Kirsty McDonald

Cancer is something that happens to other people right up until the day that you get your own diagnosis. I was 39 and had no family history of breast cancer the first time I visited Siteman in 2014. I’d happened across a small but distinct lump while on vacation and, despite the reassurance of friends and family that it was “likely nothing to worry about,” something pushed me to get a mammogram just to be sure.

When I checked into the Breast Health Center, there were around a half dozen other women in the waiting room. By the time I was on my third callback and everyone else had been sent home, I had a giant pit in my stomach and a growing realization that this was unlikely to be my last visit.

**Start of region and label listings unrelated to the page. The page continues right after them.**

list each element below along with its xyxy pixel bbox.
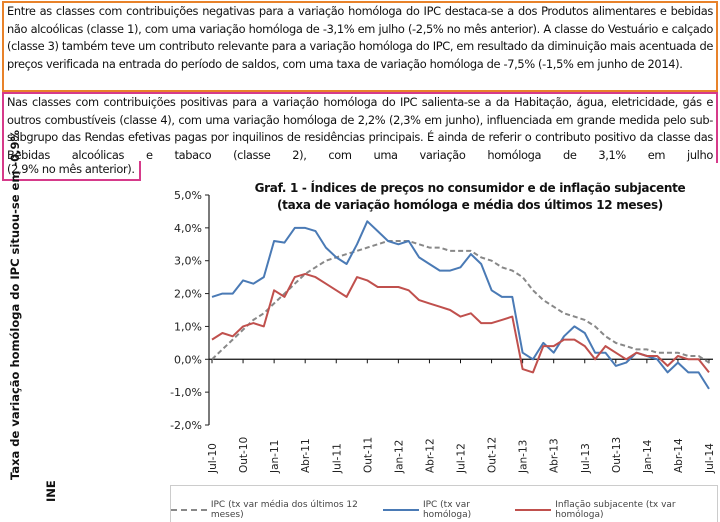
legend-swatch xyxy=(171,509,207,511)
legend-item-core-inflation: Inflação subjacente (tx var homóloga) xyxy=(515,500,717,520)
legend-item-ipc-average: IPC (tx var média dos últimos 12 meses) xyxy=(171,500,383,520)
x-tick-label: Jul-12 xyxy=(456,443,468,474)
legend-label: Inflação subjacente (tx var homóloga) xyxy=(555,500,676,520)
y-tick-label: 4,0% xyxy=(174,222,202,235)
y-tick-label: 2,0% xyxy=(174,288,202,301)
x-tick-label: Out-11 xyxy=(362,437,374,473)
x-tick-label: Abr-12 xyxy=(424,438,436,473)
x-tick-label: Jul-14 xyxy=(704,443,716,474)
legend-item-ipc-yoy: IPC (tx var homóloga) xyxy=(383,500,515,520)
x-tick-label: Jan-13 xyxy=(518,440,530,474)
x-tick-label: Jan-14 xyxy=(642,439,654,474)
y-tick-label: -1,0% xyxy=(170,386,202,399)
x-tick-label: Jul-11 xyxy=(331,443,343,474)
y-tick-label: 1,0% xyxy=(174,320,202,333)
legend-label: IPC (tx var homóloga) xyxy=(422,500,472,520)
legend-label: IPC (tx var média dos últimos 12 meses) xyxy=(210,500,358,520)
y-tick-label: 5,0% xyxy=(174,189,202,202)
y-tick-label: -2,0% xyxy=(170,419,202,432)
chart-title: Graf. 1 - Índices de preços no consumido… xyxy=(220,180,720,214)
x-tick-label: Jul-13 xyxy=(580,443,592,474)
series-line-2 xyxy=(211,272,710,374)
paragraph-positive-contributions-end: (2,9% no mês anterior). xyxy=(2,161,141,181)
x-tick-label: Jul-10 xyxy=(207,443,219,474)
paragraph-negative-contributions: Entre as classes com contribuições negat… xyxy=(2,1,718,92)
chart-legend: IPC (tx var média dos últimos 12 meses) … xyxy=(170,485,718,522)
paragraph-positive-contributions: Nas classes com contribuições positivas … xyxy=(2,92,718,163)
legend-swatch xyxy=(383,509,419,511)
legend-swatch xyxy=(515,509,552,511)
chart-subtitle: (taxa de variação homóloga e média dos ú… xyxy=(277,198,663,212)
series-line-1 xyxy=(211,220,710,390)
x-tick-label: Out-13 xyxy=(611,437,623,473)
x-tick-label: Jan-12 xyxy=(393,440,405,474)
x-tick-label: Abr-13 xyxy=(549,438,561,473)
y-tick-label: 0,0% xyxy=(174,353,202,366)
y-tick-label: 3,0% xyxy=(174,255,202,268)
x-tick-label: Abr-14 xyxy=(673,438,685,473)
series-line-0 xyxy=(211,240,710,364)
x-tick-label: Out-12 xyxy=(487,437,499,473)
x-tick-label: Out-10 xyxy=(238,437,250,473)
chart-title-main: Graf. 1 - Índices de preços no consumido… xyxy=(254,181,686,195)
x-tick-label: Jan-11 xyxy=(269,440,281,474)
x-tick-label: Abr-11 xyxy=(300,438,312,473)
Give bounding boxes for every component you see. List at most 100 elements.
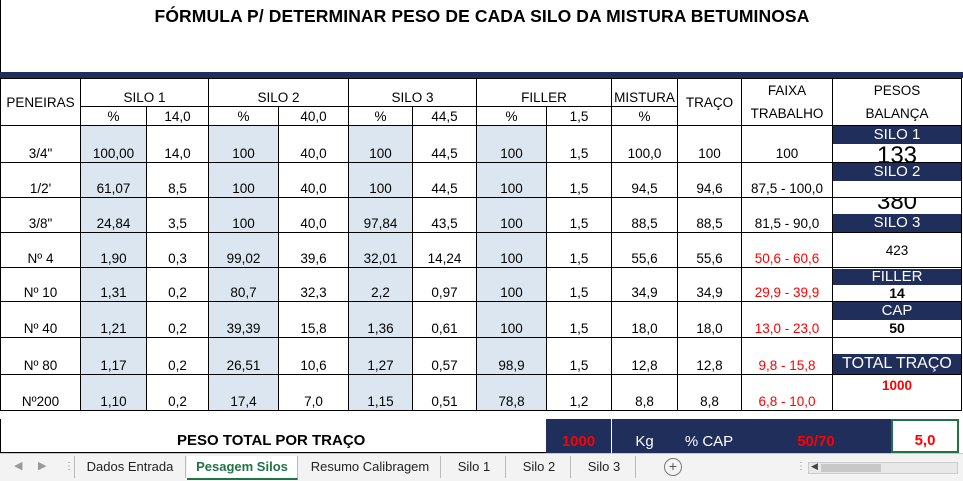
- silo1-value[interactable]: 3,5: [146, 197, 209, 233]
- filler-pct[interactable]: 100: [476, 267, 547, 302]
- silo3-pct[interactable]: 1,27: [348, 337, 413, 375]
- filler-pct[interactable]: 100: [476, 162, 547, 198]
- balanca-silo3-value[interactable]: 423: [832, 232, 962, 268]
- silo2-pct[interactable]: 100: [208, 197, 279, 233]
- silo2-value[interactable]: 40,0: [278, 162, 349, 198]
- sieve-label[interactable]: 3/8": [0, 197, 81, 233]
- silo1-pct[interactable]: 1,17: [80, 337, 147, 375]
- silo2-value[interactable]: 40,0: [278, 197, 349, 233]
- faixa-value[interactable]: 87,5 - 100,0: [741, 162, 833, 198]
- silo3-value[interactable]: 0,57: [412, 337, 477, 375]
- sieve-label[interactable]: 1/2': [0, 162, 81, 198]
- silo2-value[interactable]: 32,3: [278, 267, 349, 302]
- filler-pct[interactable]: 100: [476, 232, 547, 268]
- silo3-value[interactable]: 0,61: [412, 301, 477, 338]
- mistura-value[interactable]: 34,9: [611, 267, 678, 302]
- sieve-label[interactable]: Nº 40: [0, 301, 81, 338]
- sieve-label[interactable]: Nº 10: [0, 267, 81, 302]
- tab-resumo-calibragem[interactable]: Resumo Calibragem: [300, 456, 441, 478]
- balanca-silo2-value[interactable]: 380: [876, 197, 918, 215]
- mistura-value[interactable]: 12,8: [611, 337, 678, 375]
- silo3-pct[interactable]: 2,2: [348, 267, 413, 302]
- sieve-label[interactable]: 3/4": [0, 125, 81, 163]
- silo2-pct[interactable]: 99,02: [208, 232, 279, 268]
- filler-value[interactable]: 1,2: [546, 374, 612, 411]
- filler-pct[interactable]: 100: [476, 125, 547, 163]
- silo2-value[interactable]: 40,0: [278, 125, 349, 163]
- silo1-value[interactable]: 0,2: [146, 337, 209, 375]
- balanca-silo1-value[interactable]: 133: [876, 142, 918, 163]
- traco-value[interactable]: 12,8: [677, 337, 742, 375]
- faixa-value[interactable]: 81,5 - 90,0: [741, 197, 833, 233]
- silo1-value[interactable]: 14,0: [146, 125, 209, 163]
- silo2-pct[interactable]: 26,51: [208, 337, 279, 375]
- peso-total-value[interactable]: 1000: [546, 419, 611, 453]
- faixa-value[interactable]: 50,6 - 60,6: [741, 232, 833, 268]
- silo3-value[interactable]: 44,5: [412, 125, 477, 163]
- sieve-label[interactable]: Nº 80: [0, 337, 81, 375]
- balanca-filler-value[interactable]: 14: [889, 285, 905, 301]
- silo1-pct[interactable]: 61,07: [80, 162, 147, 198]
- sieve-label[interactable]: Nº200: [0, 374, 81, 411]
- silo2-pct[interactable]: 17,4: [208, 374, 279, 411]
- silo1-pct[interactable]: 1,90: [80, 232, 147, 268]
- traco-value[interactable]: 100: [677, 125, 742, 163]
- tab-silo-2[interactable]: Silo 2: [508, 456, 571, 478]
- silo3-pct[interactable]: 32,01: [348, 232, 413, 268]
- silo1-pct[interactable]: 1,21: [80, 301, 147, 338]
- traco-value[interactable]: 55,6: [677, 232, 742, 268]
- scroll-tabs-right-icon[interactable]: ▶: [38, 460, 47, 472]
- silo1-pct[interactable]: 1,31: [80, 267, 147, 302]
- filler-value[interactable]: 1,5: [546, 232, 612, 268]
- traco-value[interactable]: 34,9: [677, 267, 742, 302]
- traco-value[interactable]: 8,8: [677, 374, 742, 411]
- silo1-value[interactable]: 8,5: [146, 162, 209, 198]
- faixa-value[interactable]: 6,8 - 10,0: [741, 374, 833, 411]
- silo2-value[interactable]: 10,6: [278, 337, 349, 375]
- filler-pct[interactable]: 100: [476, 301, 547, 338]
- silo2-pct[interactable]: 39,39: [208, 301, 279, 338]
- tab-pesagem-silos[interactable]: Pesagem Silos: [187, 456, 298, 480]
- silo3-value[interactable]: 14,24: [412, 232, 477, 268]
- filler-value[interactable]: 1,5: [546, 301, 612, 338]
- tab-dados-entrada[interactable]: Dados Entrada: [74, 456, 186, 478]
- traco-value[interactable]: 88,5: [677, 197, 742, 233]
- tab-split-dots-icon[interactable]: ⋮: [64, 461, 74, 472]
- faixa-value[interactable]: 13,0 - 23,0: [741, 301, 833, 338]
- balanca-cap-value[interactable]: 50: [889, 320, 905, 336]
- traco-value[interactable]: 18,0: [677, 301, 742, 338]
- scrollbar-thumb[interactable]: [821, 464, 881, 472]
- silo1-pct[interactable]: 1,10: [80, 374, 147, 411]
- scroll-left-arrow-icon[interactable]: ◀: [811, 461, 818, 471]
- faixa-value[interactable]: 100: [741, 125, 833, 163]
- silo3-value[interactable]: 0,51: [412, 374, 477, 411]
- scrollbar-split-dots-icon[interactable]: ⋮: [796, 461, 806, 472]
- silo3-pct[interactable]: 100: [348, 125, 413, 163]
- filler-value[interactable]: 1,5: [546, 267, 612, 302]
- silo1-value[interactable]: 0,3: [146, 232, 209, 268]
- silo2-pct[interactable]: 100: [208, 125, 279, 163]
- silo2-value[interactable]: 15,8: [278, 301, 349, 338]
- silo1-value[interactable]: 0,2: [146, 301, 209, 338]
- silo3-pct[interactable]: 1,15: [348, 374, 413, 411]
- add-sheet-icon[interactable]: +: [664, 458, 682, 476]
- silo1-value[interactable]: 0,2: [146, 374, 209, 411]
- silo3-pct[interactable]: 1,36: [348, 301, 413, 338]
- mistura-value[interactable]: 8,8: [611, 374, 678, 411]
- filler-pct[interactable]: 78,8: [476, 374, 547, 411]
- faixa-value[interactable]: 29,9 - 39,9: [741, 267, 833, 302]
- silo3-value[interactable]: 44,5: [412, 162, 477, 198]
- mistura-value[interactable]: 88,5: [611, 197, 678, 233]
- silo2-value[interactable]: 39,6: [278, 232, 349, 268]
- silo1-pct[interactable]: 100,00: [80, 125, 147, 163]
- balanca-total-value[interactable]: 1000: [832, 374, 962, 411]
- mistura-value[interactable]: 100,0: [611, 125, 678, 163]
- silo3-pct[interactable]: 97,84: [348, 197, 413, 233]
- sieve-label[interactable]: Nº 4: [0, 232, 81, 268]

I’m Australian and was in St. Louis on an expatriate assignment when I was diagnosed. I was also single at the time and was certain that I’d go home to be with my family for treatment—right up until my first appointment with my surgeon, Dr. Tim Eberline. I owe him my life. He made it clear that I’d been lucky enough to find my tumor early, and that Siteman was one of the best cancer research hospitals on the planet. I realized immediately that I had the opportunity to receive coordinated, world-class care with incredible doctors, nurses and support staff, just two miles from my apartment.

Surgery was followed by chemo and then radiation. During every stage of treatment, I felt valued, supported and in the best possible hands. I would never say that I was lucky to have cancer but I was incredibly lucky to be treated at Siteman. I moved back to Australia six months after treatment ended and managed to stay away for three years before moving back to St. Louis for good in 2018. It had become home and the months I spent at Siteman had an awful lot to do with that. I now have a beautiful husband and two amazing sons. Every time I drive past the Center for Advanced Medicine I think about how rich and full my life is now and how close I came to losing it. I wouldn't be here today without Siteman and I owe it a debt of gratitude that I will never be able to repay.